An inland port, Worcester benefited from trade along the Severn between Shrewsbury and Bristol, and also acted as an entrepot for the pastoral Marcher counties and the arable west Midlands. It was also a centre of the cloth industry, producing high quality broadcloth, mostly for export, and as a cathedral city and county capital it was a significant administrative centre. Between the 1560s and 1640s the population rose from around 4,000 to about 8,000. In 1590 the clothiers, fullers and weavers were incorporated into a new united company, which played an important role in Worcester politics; four of the city’s MPs were prominent members.
At the beginning of the seventeenth century Worcester was governed in accordance with a charter it had been granted in 1555. At the centre of the corporation was the common council, usually called the chamber or convocation, consisting of a senior and junior branch, known as the Twenty-Four and Forty-Eight respectively. Vacancies were filled by co-option. Each year the chamber elected two bailiffs and two aldermen from the Twenty-Four who, together with the recorder, comprised the city bench. In addition two chamberlains, administered the corporation’s finances.

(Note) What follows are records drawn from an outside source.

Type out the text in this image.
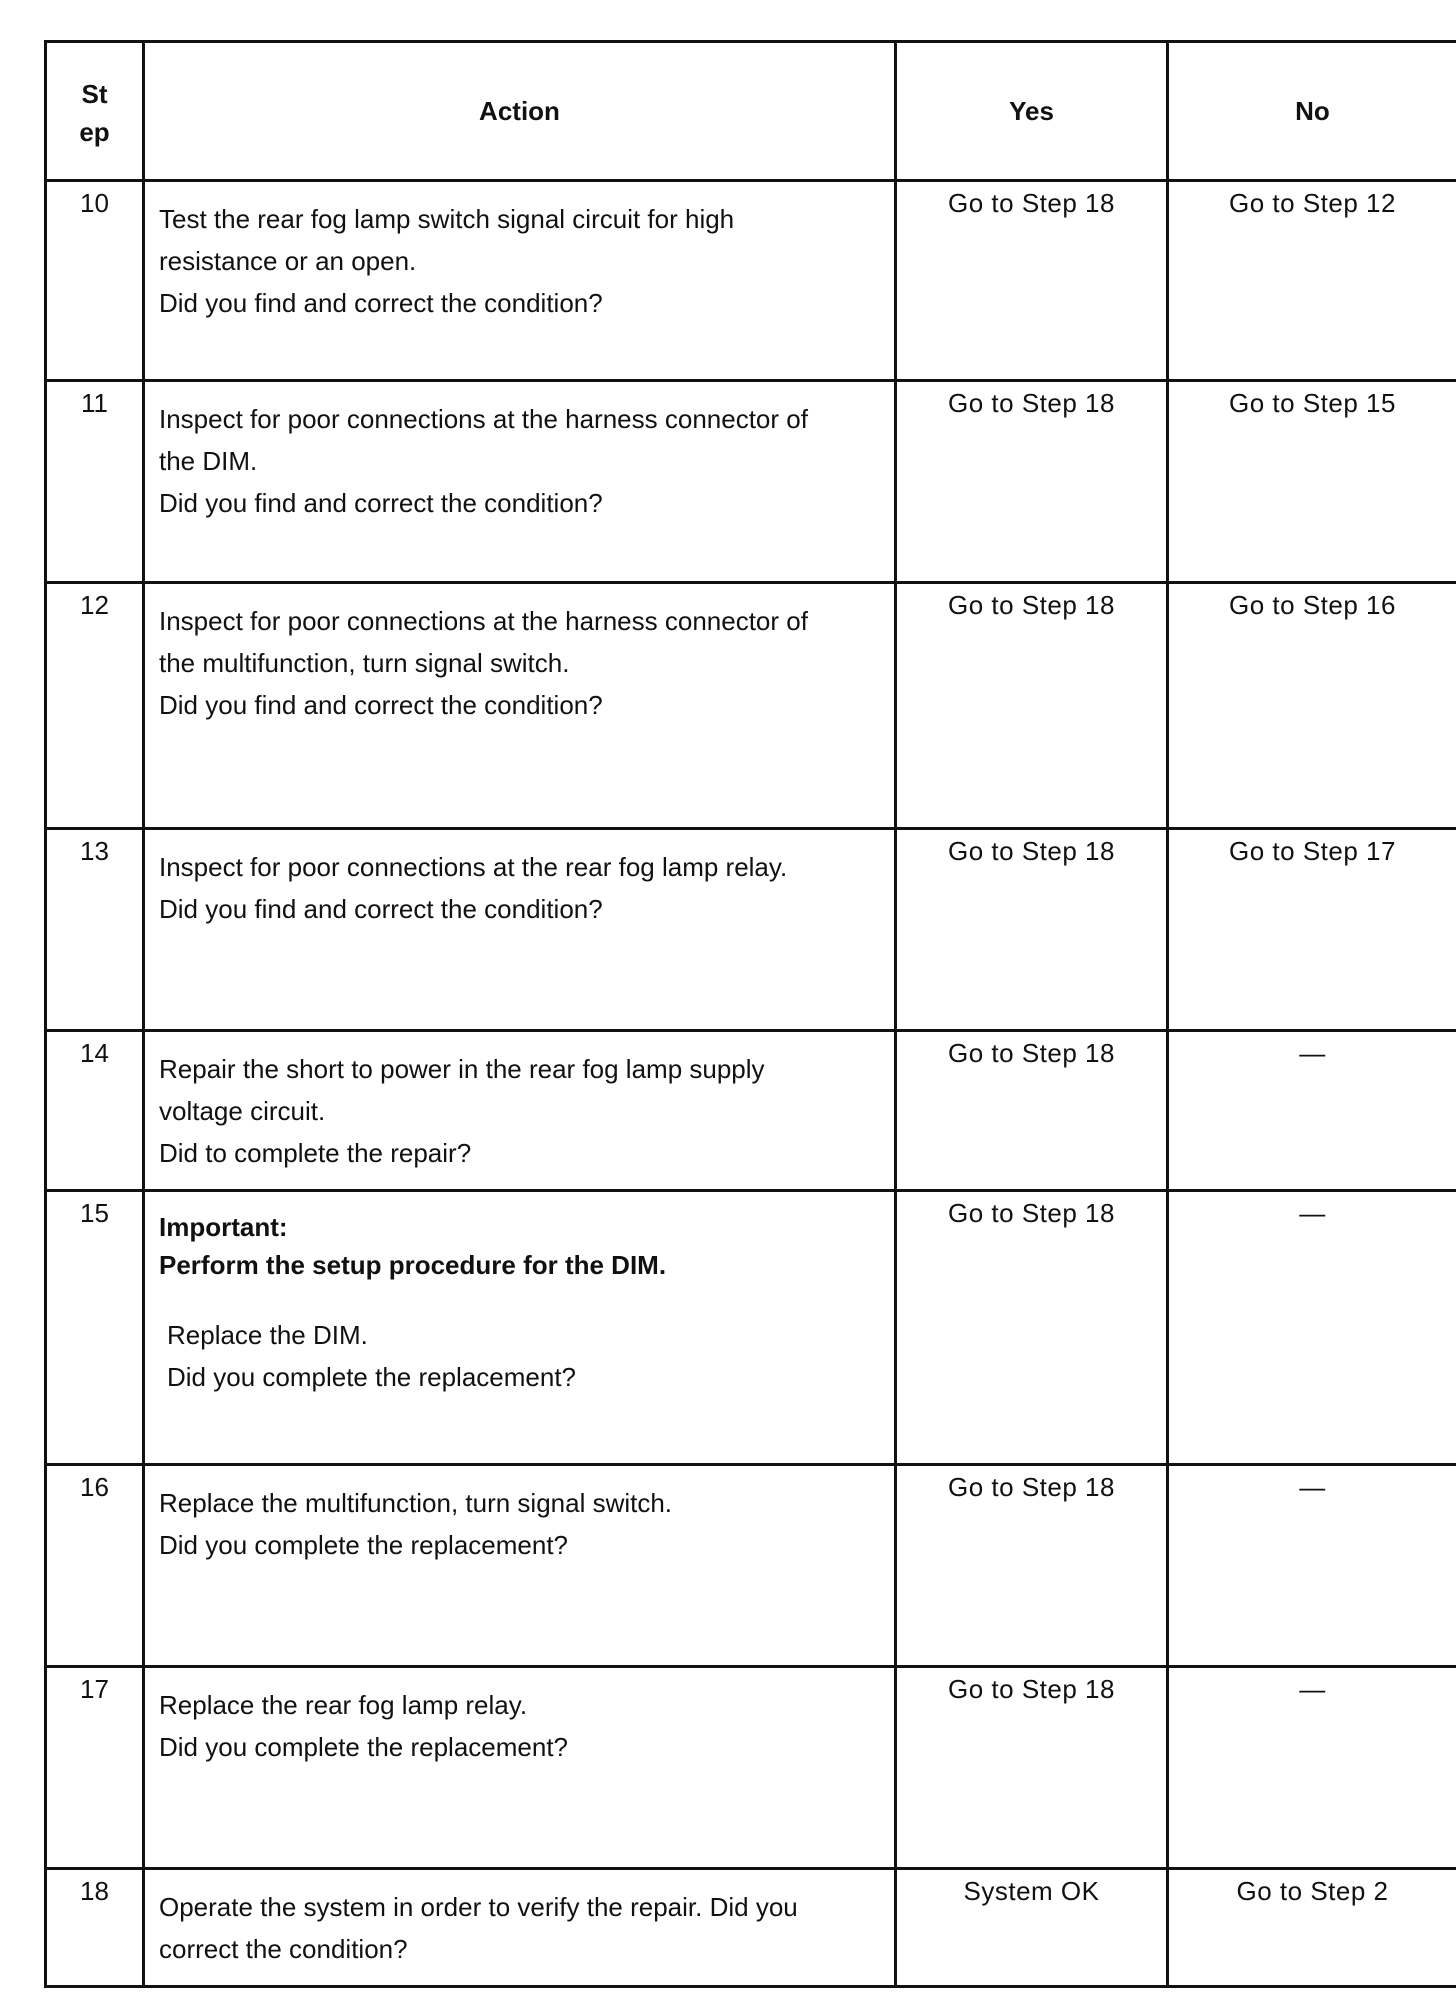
St
ep	Action	Yes	No
10	Test the rear fog lamp switch signal circuit for high
resistance or an open.
Did you find and correct the condition?	Go to Step 18	Go to Step 12
11	Inspect for poor connections at the harness connector of
the DIM.
Did you find and correct the condition?	Go to Step 18	Go to Step 15
12	Inspect for poor connections at the harness connector of
the multifunction, turn signal switch.
Did you find and correct the condition?	Go to Step 18	Go to Step 16
13	Inspect for poor connections at the rear fog lamp relay.
Did you find and correct the condition?	Go to Step 18	Go to Step 17
14	Repair the short to power in the rear fog lamp supply
voltage circuit.
Did to complete the repair?	Go to Step 18	—
15	Important:
Perform the setup procedure for the DIM.
Replace the DIM.
Did you complete the replacement?	Go to Step 18	—
16	Replace the multifunction, turn signal switch.
Did you complete the replacement?	Go to Step 18	—
17	Replace the rear fog lamp relay.
Did you complete the replacement?	Go to Step 18	—
18	Operate the system in order to verify the repair. Did you
correct the condition?	System OK	Go to Step 2
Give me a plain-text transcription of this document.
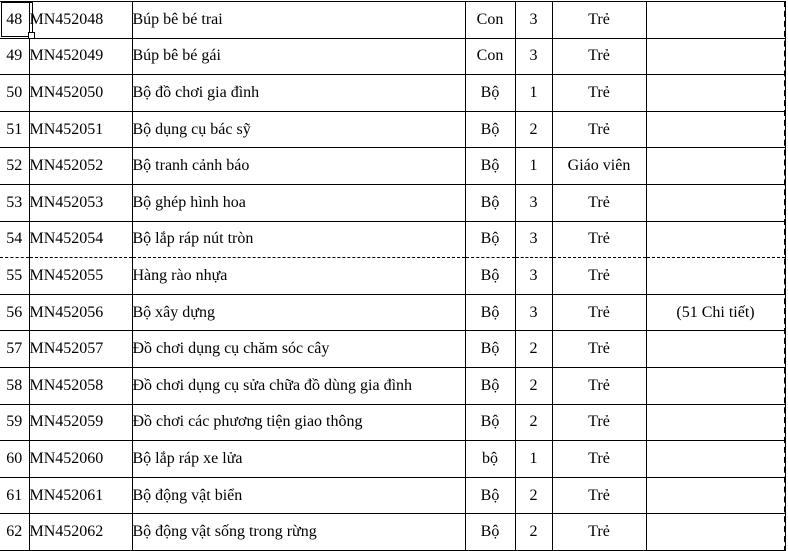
48	MN452048	Búp bê bé trai	Con	3	Trẻ	
49	MN452049	Búp bê bé gái	Con	3	Trẻ	
50	MN452050	Bộ đồ chơi gia đình	Bộ	1	Trẻ	
51	MN452051	Bộ dụng cụ bác sỹ	Bộ	2	Trẻ	
52	MN452052	Bộ tranh cảnh báo	Bộ	1	Giáo viên	
53	MN452053	Bộ ghép hình hoa	Bộ	3	Trẻ	
54	MN452054	Bộ lắp ráp nút tròn	Bộ	3	Trẻ	
55	MN452055	Hàng rào nhựa	Bộ	3	Trẻ	
56	MN452056	Bộ xây dựng	Bộ	3	Trẻ	(51 Chi tiết)
57	MN452057	Đồ chơi dụng cụ chăm sóc cây	Bộ	2	Trẻ	
58	MN452058	Đồ chơi dụng cụ sửa chữa đồ dùng gia đình	Bộ	2	Trẻ	
59	MN452059	Đồ chơi các phương tiện giao thông	Bộ	2	Trẻ	
60	MN452060	Bộ lắp ráp xe lửa	bộ	1	Trẻ	
61	MN452061	Bộ động vật biển	Bộ	2	Trẻ	
62	MN452062	Bộ động vật sống trong rừng	Bộ	2	Trẻ	
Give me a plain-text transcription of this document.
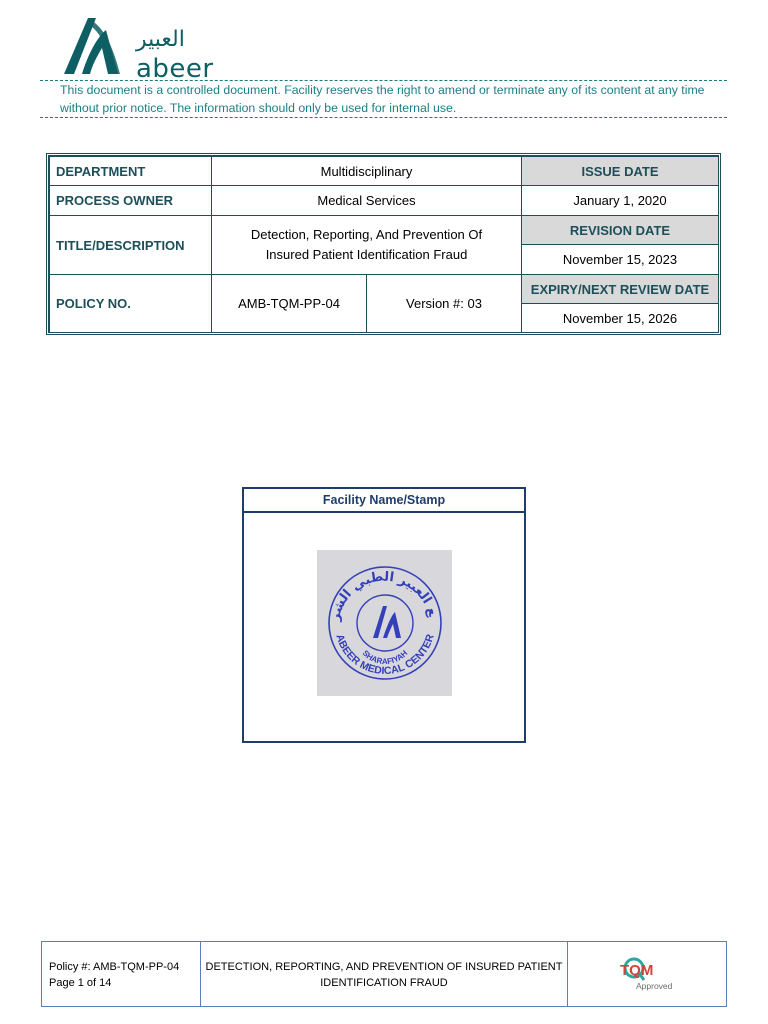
العبير
abeer
This document is a controlled document. Facility reserves the right to amend or terminate any of its content at any time without prior notice. The information should only be used for internal use.
DEPARTMENT	Multidisciplinary		ISSUE DATE
PROCESS OWNER	Medical Services		January 1, 2020
TITLE/DESCRIPTION	Detection, Reporting, And Prevention Of Insured Patient Identification Fraud		REVISION DATE
			November 15, 2023
POLICY NO.	AMB-TQM-PP-04	Version #: 03	EXPIRY/NEXT REVIEW DATE
			November 15, 2026
Facility Name/Stamp
ع العبير الطبي الشر
ABEER MEDICAL CENTER
SHARAFIYAH
Policy #: AMB-TQM-PP-04
Page 1 of 14
DETECTION, REPORTING, AND PREVENTION OF INSURED PATIENT IDENTIFICATION FRAUD
TQM
Approved
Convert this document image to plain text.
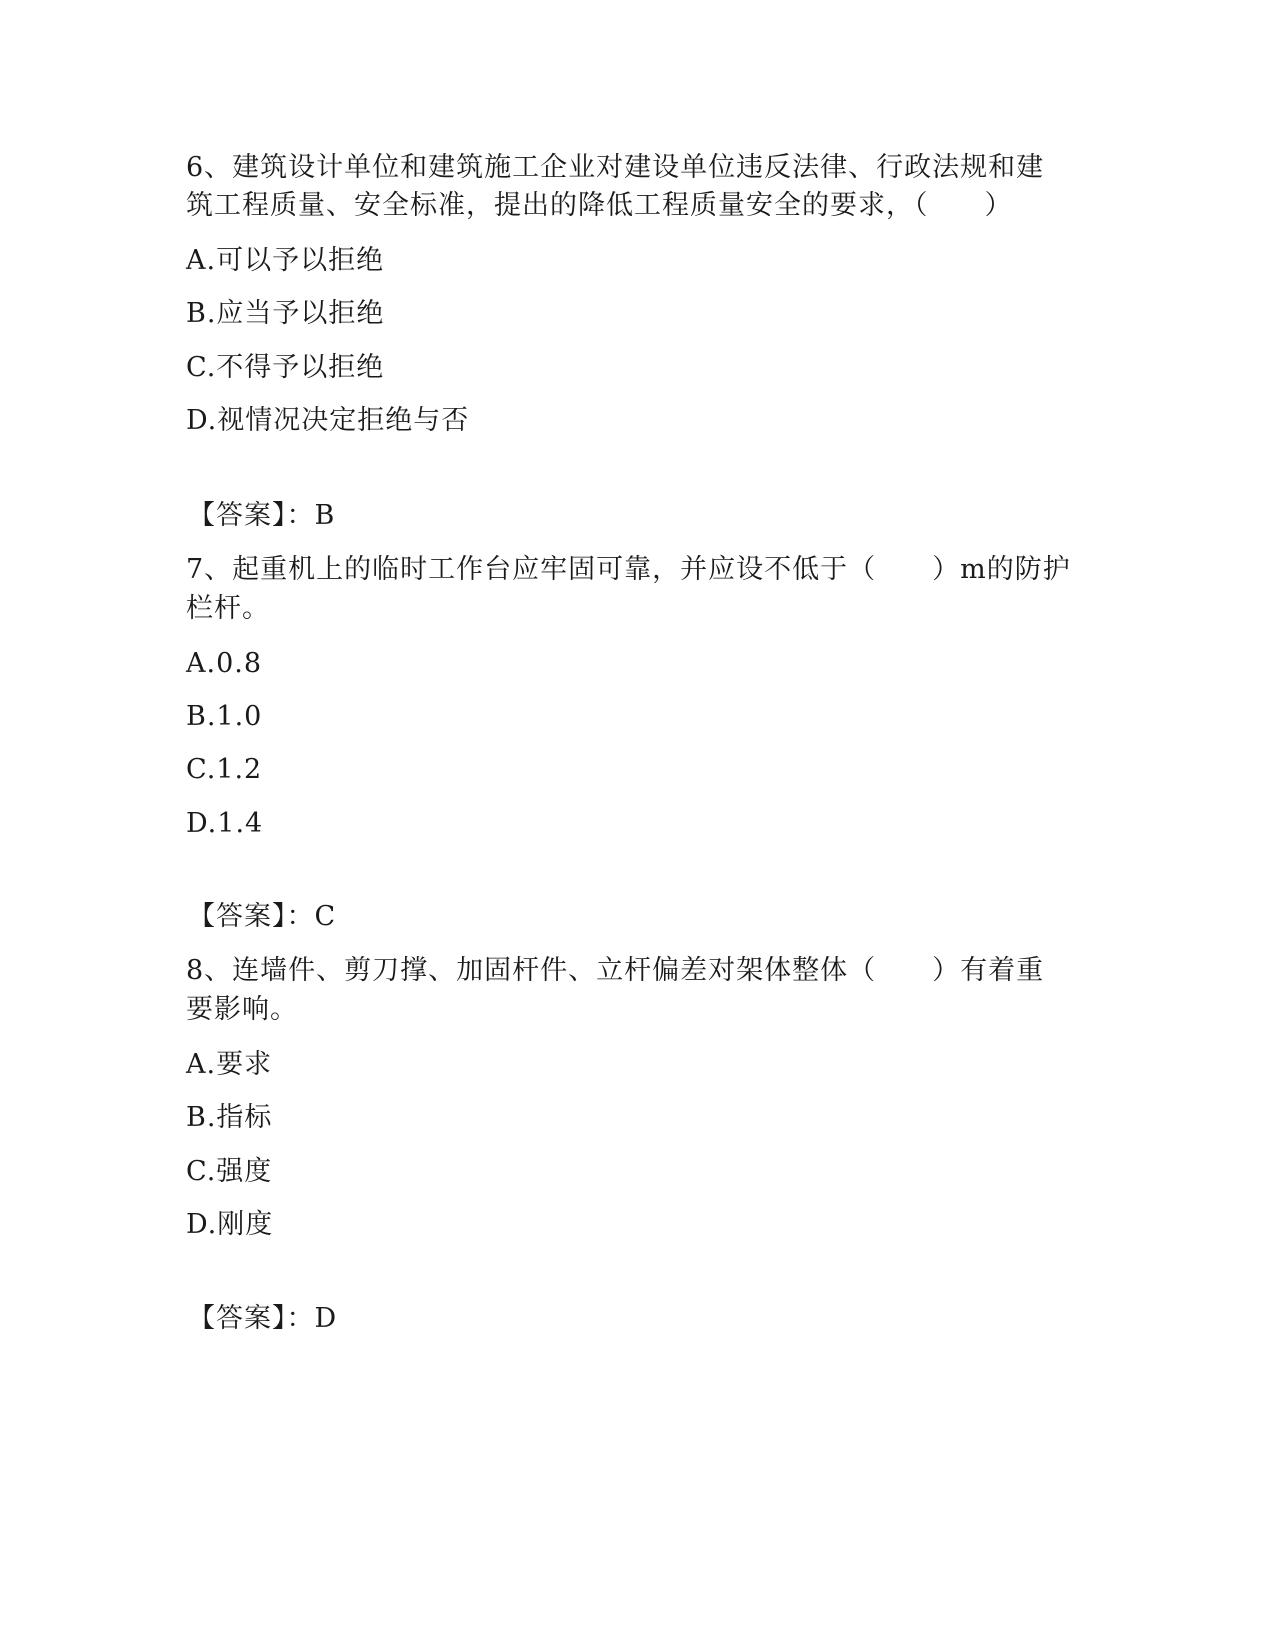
6、建筑设计单位和建筑施工企业对建设单位违反法律、行政法规和建
筑工程质量、安全标准，提出的降低工程质量安全的要求，（　　）
A.可以予以拒绝
B.应当予以拒绝
C.不得予以拒绝
D.视情况决定拒绝与否
【答案】：B
7、起重机上的临时工作台应牢固可靠，并应设不低于（　　）m的防护
栏杆。
A.0.8
B.1.0
C.1.2
D.1.4
【答案】：C
8、连墙件、剪刀撑、加固杆件、立杆偏差对架体整体（　　）有着重
要影响。
A.要求
B.指标
C.强度
D.刚度
【答案】：D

From the 1590s the corporation began lobbying for a new charter to extend its powers.
The 1555 charter placed the franchise in the hands of the chamber, whose minutes record every election except that of 1624.
In the Jacobean period Worcester retained the electoral independence that had been established in the late sixteenth century.
The corporation took an active interest in parliamentary proceedings, writing to Coucher in 1628 to thank him for keeping them up to date with his parliamentary activities as well as informing him of the disorders of locally billeted soldiers.
Members were paid at the rate of 2s. 6d. a day, and, as was usual in cases of Worcester’s municipal expenditure, the costs were divided equally between the members of the chamber and the commoners of the city, on whom a fifteenth was levied.